Study objective: To determine the impact of portable pulse oximetry on physician use of arterial blood gas tests (ABGs) in an urban emergency department.
Design: Prospective, controlled clinical trial.
Setting: The ED of the Regional Medical Center at Memphis, a publicly subsidized, 450-bed, acute care hospital staffed by residents and faculty of the University of Tennessee, Memphis.
Type of participants: Rotating housestaff treating adult ED patients with a wide variety of medical and surgical problems.
Intervention: Introduction of a portable pulse oximeter for noninvasive measurement of blood oxygenation.
Measurements: Rates of ABG test ordering, housestaff reason(s) for ordering an ABG, and the incidence of adverse clinical outcomes before and after introduction of portable pulse oximetry.

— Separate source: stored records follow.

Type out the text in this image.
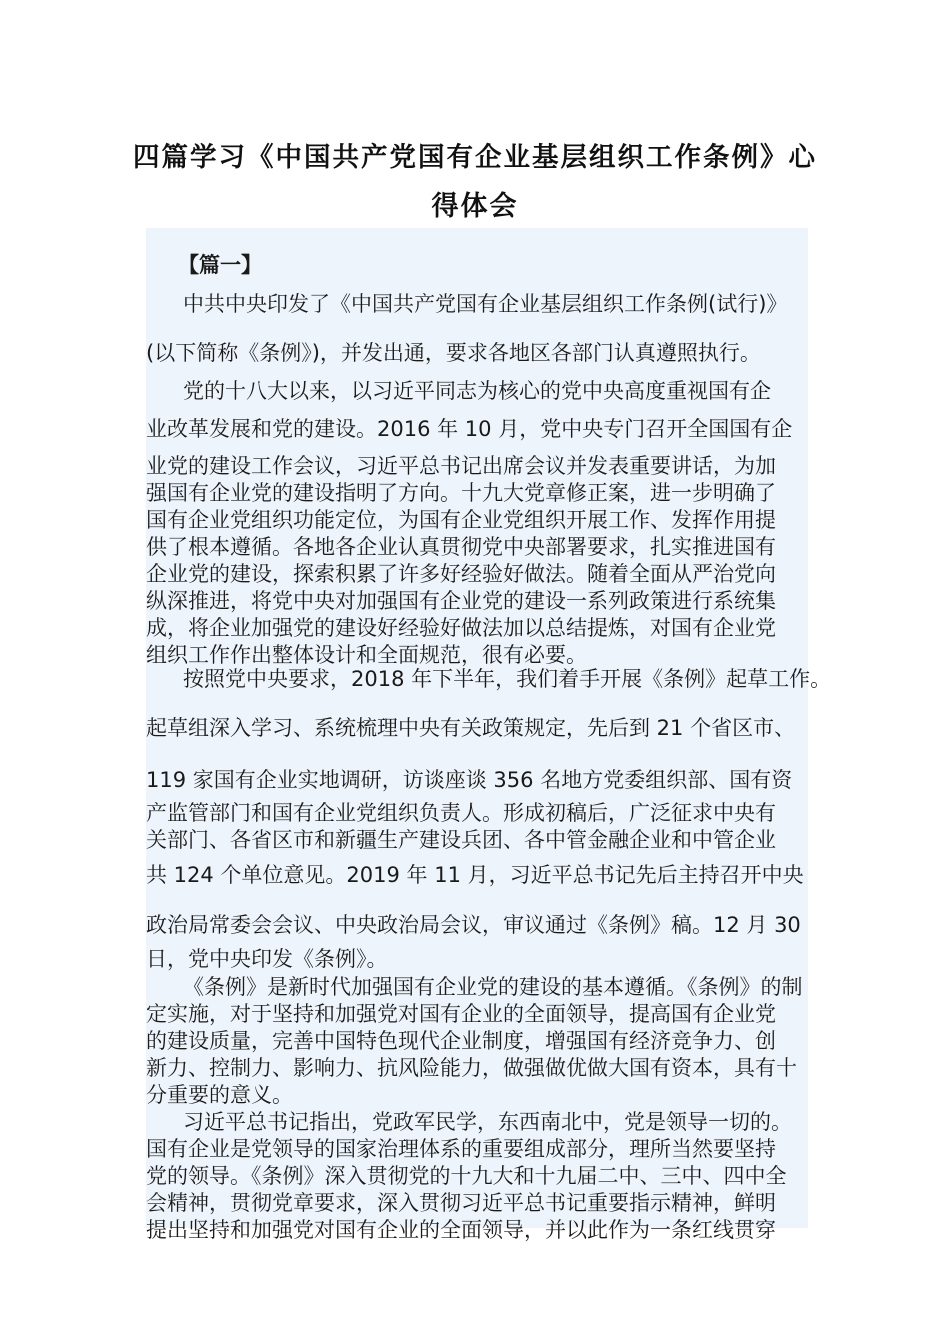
四篇学习《中国共产党国有企业基层组织工作条例》心
得体会
【篇一】
中共中央印发了《中国共产党国有企业基层组织工作条例(试行)》
(以下简称《条例》)，并发出通，要求各地区各部门认真遵照执行。
党的十八大以来，以习近平同志为核心的党中央高度重视国有企
业改革发展和党的建设。2016 年 10 月，党中央专门召开全国国有企
业党的建设工作会议，习近平总书记出席会议并发表重要讲话，为加
强国有企业党的建设指明了方向。十九大党章修正案，进一步明确了
国有企业党组织功能定位，为国有企业党组织开展工作、发挥作用提
供了根本遵循。各地各企业认真贯彻党中央部署要求，扎实推进国有
企业党的建设，探索积累了许多好经验好做法。随着全面从严治党向
纵深推进，将党中央对加强国有企业党的建设一系列政策进行系统集
成，将企业加强党的建设好经验好做法加以总结提炼，对国有企业党
组织工作作出整体设计和全面规范，很有必要。
按照党中央要求，2018 年下半年，我们着手开展《条例》起草工作。
起草组深入学习、系统梳理中央有关政策规定，先后到 21 个省区市、
119 家国有企业实地调研，访谈座谈 356 名地方党委组织部、国有资
产监管部门和国有企业党组织负责人。形成初稿后，广泛征求中央有
关部门、各省区市和新疆生产建设兵团、各中管金融企业和中管企业
共 124 个单位意见。2019 年 11 月，习近平总书记先后主持召开中央
政治局常委会会议、中央政治局会议，审议通过《条例》稿。12 月 30
日，党中央印发《条例》。
《条例》是新时代加强国有企业党的建设的基本遵循。《条例》的制
定实施，对于坚持和加强党对国有企业的全面领导，提高国有企业党
的建设质量，完善中国特色现代企业制度，增强国有经济竞争力、创
新力、控制力、影响力、抗风险能力，做强做优做大国有资本，具有十
分重要的意义。
习近平总书记指出，党政军民学，东西南北中，党是领导一切的。
国有企业是党领导的国家治理体系的重要组成部分，理所当然要坚持
党的领导。《条例》深入贯彻党的十九大和十九届二中、三中、四中全
会精神，贯彻党章要求，深入贯彻习近平总书记重要指示精神，鲜明
提出坚持和加强党对国有企业的全面领导，并以此作为一条红线贯穿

Main results: A total of 20,120 patient visits occurred during the four-month study. Before oximeter introduction, emergency physicians ordered 699 ABGs, 63% of which were indicated by explicit criteria. After oximeter introduction, 440 ABGs were ordered (a 37% decrease). Almost all of this decrease was due to fewer ABGs ordered to assess oxygenation (260 before vs 75 after; chi 2, P less than .001). These reductions were not explained by differences in total patient visits or case mix. Physicians decreased ordering of indicated ABGs by almost as great an extent as they reduced ordering of unindicated tests, suggesting they did not consistently distinguish between the two. However, decreased testing did not result in any serious adverse outcomes, defined as unanticipated respiratory or cardiac arrest in the ED, unanticipated arrest on the floor within 24 hours of admission, or death within two days of hospital discharge.
Conclusion: Portable pulse oximetry can provide a simple, noninvasive way to determine oxygen saturation in the ED. Routine use of portable pulse oximetry may substantially reduce rates of ABG testing and associated patient charges without adversely affecting the quality of emergency care.